The protagonist of The Woman in the Fifth is Harry Ricks, a professor of film at an Ohio university, who flees a domestic disaster to Paris, where he intends to write a novel and look for work. He escapes with all his worldly goods, which amount to a few thousand dollars, and lands in a Paris hotel, sick with the flu. One employee of the hotel takes advantage of him and slowly siphons off most of his money, while another helps him to find a cheap chambre de bonne in a sleazy quartier inhabited by immigrants. Rick's plight worsens with every step he takes until he descends into a dangerous underworld of Turkish mobsters. However, his luck (or destiny) changes when he meets a strange woman at a weekly salon held by an American expatriate. Suddenly, he experiences a coup de foudre, a thunderbolt of attraction. This thunderbolt is a common experience in  the novels of Douglas Kennedy. It usually signals a passionate relationship destined to lead to tragedy and heartbreak. Kennedy is too much of a pro to say it but I suspect he is suspicious of what Goethe called the "elective affinity," "an indescribable, almost magical force of attraction." Johann Wolfgang von Goethe, Elective Affinities, trans. R. J. Hollingdale (London: Penguin, 1971), 286. The turn of the screw in The Woman in the Fifth is that Harry Ricks is haunted, both literally and figuratively, and his coup de foudre with its attendant madness leads to an existential trap. No one in the love affairs of Douglas Kennedy escape unscathed.

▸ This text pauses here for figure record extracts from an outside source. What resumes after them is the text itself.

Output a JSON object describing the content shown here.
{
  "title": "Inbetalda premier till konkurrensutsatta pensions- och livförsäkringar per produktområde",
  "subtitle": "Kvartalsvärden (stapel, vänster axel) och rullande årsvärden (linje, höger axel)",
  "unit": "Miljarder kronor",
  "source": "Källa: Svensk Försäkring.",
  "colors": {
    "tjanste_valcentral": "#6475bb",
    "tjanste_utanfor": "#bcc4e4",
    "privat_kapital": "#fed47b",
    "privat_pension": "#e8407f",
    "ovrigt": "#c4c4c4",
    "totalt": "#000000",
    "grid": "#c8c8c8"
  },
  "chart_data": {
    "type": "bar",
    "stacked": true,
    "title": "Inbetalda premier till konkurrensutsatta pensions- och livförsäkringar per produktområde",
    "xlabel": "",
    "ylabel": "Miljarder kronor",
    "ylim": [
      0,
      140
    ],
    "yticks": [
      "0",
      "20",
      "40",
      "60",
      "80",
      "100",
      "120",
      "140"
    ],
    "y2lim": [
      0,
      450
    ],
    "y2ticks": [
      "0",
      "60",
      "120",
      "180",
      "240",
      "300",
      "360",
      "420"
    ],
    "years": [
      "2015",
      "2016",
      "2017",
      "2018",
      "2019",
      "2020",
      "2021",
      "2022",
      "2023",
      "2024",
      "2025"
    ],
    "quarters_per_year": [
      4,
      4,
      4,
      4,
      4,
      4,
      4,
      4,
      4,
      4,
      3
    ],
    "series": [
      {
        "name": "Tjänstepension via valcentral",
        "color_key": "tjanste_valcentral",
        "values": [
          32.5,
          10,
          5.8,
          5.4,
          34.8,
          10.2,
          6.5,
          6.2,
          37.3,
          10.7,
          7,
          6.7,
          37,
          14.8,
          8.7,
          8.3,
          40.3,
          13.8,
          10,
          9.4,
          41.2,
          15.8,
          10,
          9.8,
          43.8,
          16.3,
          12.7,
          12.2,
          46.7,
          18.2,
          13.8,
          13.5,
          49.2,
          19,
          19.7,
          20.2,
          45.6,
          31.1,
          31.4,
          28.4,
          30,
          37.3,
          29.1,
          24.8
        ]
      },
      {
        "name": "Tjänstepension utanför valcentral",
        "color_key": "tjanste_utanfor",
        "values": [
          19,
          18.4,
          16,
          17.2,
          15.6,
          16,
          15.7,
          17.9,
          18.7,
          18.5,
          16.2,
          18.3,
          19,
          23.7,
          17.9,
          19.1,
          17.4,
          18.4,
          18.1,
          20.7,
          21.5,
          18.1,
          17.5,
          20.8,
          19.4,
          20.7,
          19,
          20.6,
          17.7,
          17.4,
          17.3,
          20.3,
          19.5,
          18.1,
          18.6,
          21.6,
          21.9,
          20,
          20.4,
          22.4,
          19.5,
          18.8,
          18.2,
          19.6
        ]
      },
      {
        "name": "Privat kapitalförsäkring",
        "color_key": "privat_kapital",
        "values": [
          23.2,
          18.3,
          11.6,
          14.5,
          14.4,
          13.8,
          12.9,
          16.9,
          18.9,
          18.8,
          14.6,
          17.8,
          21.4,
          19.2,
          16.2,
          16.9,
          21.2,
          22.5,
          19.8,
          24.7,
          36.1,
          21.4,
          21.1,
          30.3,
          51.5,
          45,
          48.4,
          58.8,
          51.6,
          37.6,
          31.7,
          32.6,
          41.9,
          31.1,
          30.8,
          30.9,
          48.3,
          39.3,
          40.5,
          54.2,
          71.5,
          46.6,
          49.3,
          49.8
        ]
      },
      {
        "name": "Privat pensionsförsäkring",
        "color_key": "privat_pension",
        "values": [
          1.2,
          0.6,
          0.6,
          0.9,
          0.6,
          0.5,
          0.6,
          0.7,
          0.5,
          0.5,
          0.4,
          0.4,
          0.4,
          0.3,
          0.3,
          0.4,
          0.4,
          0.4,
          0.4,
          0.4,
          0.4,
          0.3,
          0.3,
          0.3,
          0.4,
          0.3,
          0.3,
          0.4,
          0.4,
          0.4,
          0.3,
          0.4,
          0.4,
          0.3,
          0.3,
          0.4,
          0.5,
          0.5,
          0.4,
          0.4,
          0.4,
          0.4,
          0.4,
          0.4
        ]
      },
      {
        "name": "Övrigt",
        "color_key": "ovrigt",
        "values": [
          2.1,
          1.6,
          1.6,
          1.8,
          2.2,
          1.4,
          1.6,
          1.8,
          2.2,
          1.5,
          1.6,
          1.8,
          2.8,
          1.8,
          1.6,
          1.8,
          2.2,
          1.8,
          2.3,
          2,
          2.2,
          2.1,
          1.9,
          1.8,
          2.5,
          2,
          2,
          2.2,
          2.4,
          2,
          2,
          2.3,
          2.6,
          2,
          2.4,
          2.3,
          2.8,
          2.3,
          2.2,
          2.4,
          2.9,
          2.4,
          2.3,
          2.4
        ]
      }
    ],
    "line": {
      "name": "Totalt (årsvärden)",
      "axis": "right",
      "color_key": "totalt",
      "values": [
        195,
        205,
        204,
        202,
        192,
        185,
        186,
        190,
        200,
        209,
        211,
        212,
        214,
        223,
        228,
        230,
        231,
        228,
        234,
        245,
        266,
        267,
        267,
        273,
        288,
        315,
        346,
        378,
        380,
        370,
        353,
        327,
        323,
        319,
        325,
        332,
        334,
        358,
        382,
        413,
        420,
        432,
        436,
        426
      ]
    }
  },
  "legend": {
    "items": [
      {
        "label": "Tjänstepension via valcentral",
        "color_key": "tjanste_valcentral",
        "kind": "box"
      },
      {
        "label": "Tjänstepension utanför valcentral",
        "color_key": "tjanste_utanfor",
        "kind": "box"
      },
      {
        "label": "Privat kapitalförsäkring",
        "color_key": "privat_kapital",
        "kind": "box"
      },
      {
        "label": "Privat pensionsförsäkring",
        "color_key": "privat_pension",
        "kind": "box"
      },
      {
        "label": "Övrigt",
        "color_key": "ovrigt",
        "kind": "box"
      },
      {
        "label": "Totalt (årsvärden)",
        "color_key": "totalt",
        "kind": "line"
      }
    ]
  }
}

In The Moment, Thomas Nesbitt, a travel writer in Maine is going through a nasty divorce from a successful woman, who he never really loved. After a half-hearted suicide attempt on a cross-country ski trail in Quebec, he reflects on the past, when he receives a package from Berlin. The novel then consists of one story told through two first-person narratives: one narrated by Nesbitt ( the novel we are reading) and the other by Petra in epistolary form. Once again, we have the coup de foudre. Nesbitt meets Petra, a political pawn expelled from East Germany by the Stasi, in Berlin several years before the fall of the wall. They fall madly in love, while working for a CIA-funded radio station, but it is Berlin, during the cold war, and Petra has too many secrets for this story to end well.

Both novels are well written, replete with full-bodied characters, and a rich array of local color. Kennedy started out as a travel writer and his attention to the detail of place is precise and complete. As he said in an interview on French TV, my locations are also characters.

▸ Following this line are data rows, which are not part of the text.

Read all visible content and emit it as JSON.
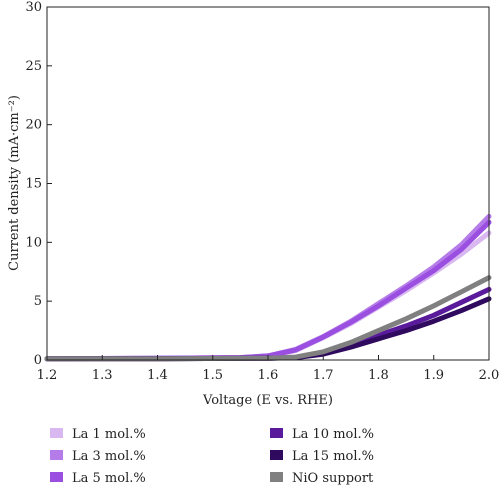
{
  "chart_data": {
    "type": "line",
    "xlabel": "Voltage (E vs. RHE)",
    "ylabel": "Current density (mA·cm⁻²)",
    "xlim": [
      1.2,
      2.0
    ],
    "ylim": [
      0,
      30
    ],
    "xticks": [
      1.2,
      1.3,
      1.4,
      1.5,
      1.6,
      1.7,
      1.8,
      1.9,
      2.0
    ],
    "xtick_labels": [
      "1.2",
      "1.3",
      "1.4",
      "1.5",
      "1.6",
      "1.7",
      "1.8",
      "1.9",
      "2.0"
    ],
    "yticks": [
      0,
      5,
      10,
      15,
      20,
      25,
      30
    ],
    "ytick_labels": [
      "0",
      "5",
      "10",
      "15",
      "20",
      "25",
      "30"
    ],
    "grid": false,
    "legend_position": "bottom",
    "series": [
      {
        "name": "La 1 mol.%",
        "color": "#d9b8f2",
        "points": [
          [
            1.2,
            0.1
          ],
          [
            1.4,
            0.15
          ],
          [
            1.55,
            0.2
          ],
          [
            1.6,
            0.3
          ],
          [
            1.65,
            0.8
          ],
          [
            1.7,
            1.9
          ],
          [
            1.75,
            3.1
          ],
          [
            1.8,
            4.5
          ],
          [
            1.85,
            5.9
          ],
          [
            1.9,
            7.4
          ],
          [
            1.95,
            9.0
          ],
          [
            2.0,
            10.8
          ]
        ]
      },
      {
        "name": "La 3 mol.%",
        "color": "#b57be8",
        "points": [
          [
            1.2,
            0.1
          ],
          [
            1.4,
            0.15
          ],
          [
            1.55,
            0.2
          ],
          [
            1.6,
            0.35
          ],
          [
            1.65,
            0.9
          ],
          [
            1.7,
            2.0
          ],
          [
            1.75,
            3.3
          ],
          [
            1.8,
            4.8
          ],
          [
            1.85,
            6.3
          ],
          [
            1.9,
            7.9
          ],
          [
            1.95,
            9.8
          ],
          [
            2.0,
            12.2
          ]
        ]
      },
      {
        "name": "La 5 mol.%",
        "color": "#9a4fe0",
        "points": [
          [
            1.2,
            0.1
          ],
          [
            1.4,
            0.15
          ],
          [
            1.55,
            0.2
          ],
          [
            1.6,
            0.35
          ],
          [
            1.65,
            0.85
          ],
          [
            1.7,
            1.95
          ],
          [
            1.75,
            3.2
          ],
          [
            1.8,
            4.6
          ],
          [
            1.85,
            6.1
          ],
          [
            1.9,
            7.6
          ],
          [
            1.95,
            9.4
          ],
          [
            2.0,
            11.7
          ]
        ]
      },
      {
        "name": "La 10 mol.%",
        "color": "#5a1a9c",
        "points": [
          [
            1.2,
            0.1
          ],
          [
            1.4,
            0.1
          ],
          [
            1.6,
            0.15
          ],
          [
            1.65,
            0.2
          ],
          [
            1.7,
            0.6
          ],
          [
            1.75,
            1.3
          ],
          [
            1.8,
            2.1
          ],
          [
            1.85,
            2.9
          ],
          [
            1.9,
            3.8
          ],
          [
            1.95,
            4.9
          ],
          [
            2.0,
            6.0
          ]
        ]
      },
      {
        "name": "La 15 mol.%",
        "color": "#2f0a5e",
        "points": [
          [
            1.2,
            0.1
          ],
          [
            1.4,
            0.1
          ],
          [
            1.6,
            0.15
          ],
          [
            1.65,
            0.2
          ],
          [
            1.7,
            0.5
          ],
          [
            1.75,
            1.1
          ],
          [
            1.8,
            1.8
          ],
          [
            1.85,
            2.5
          ],
          [
            1.9,
            3.3
          ],
          [
            1.95,
            4.2
          ],
          [
            2.0,
            5.2
          ]
        ]
      },
      {
        "name": "NiO support",
        "color": "#808080",
        "points": [
          [
            1.2,
            0.1
          ],
          [
            1.4,
            0.1
          ],
          [
            1.6,
            0.15
          ],
          [
            1.65,
            0.25
          ],
          [
            1.7,
            0.7
          ],
          [
            1.75,
            1.5
          ],
          [
            1.8,
            2.5
          ],
          [
            1.85,
            3.5
          ],
          [
            1.9,
            4.6
          ],
          [
            1.95,
            5.8
          ],
          [
            2.0,
            7.0
          ]
        ]
      }
    ]
  }
}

Kennedy is a throwback to an earlier time: his books are page-turners. And, although both novels could be classified as genre: The Moment, as thriller or spy novel; The Woman in the Fifth, as horror or urban fantasy. They ultimately are melodramas in the sense of a film by Douglas Sirk or Rainer Werner Fassbender. And it is their emotional wallop that causes you to stay up past midnight to finish them.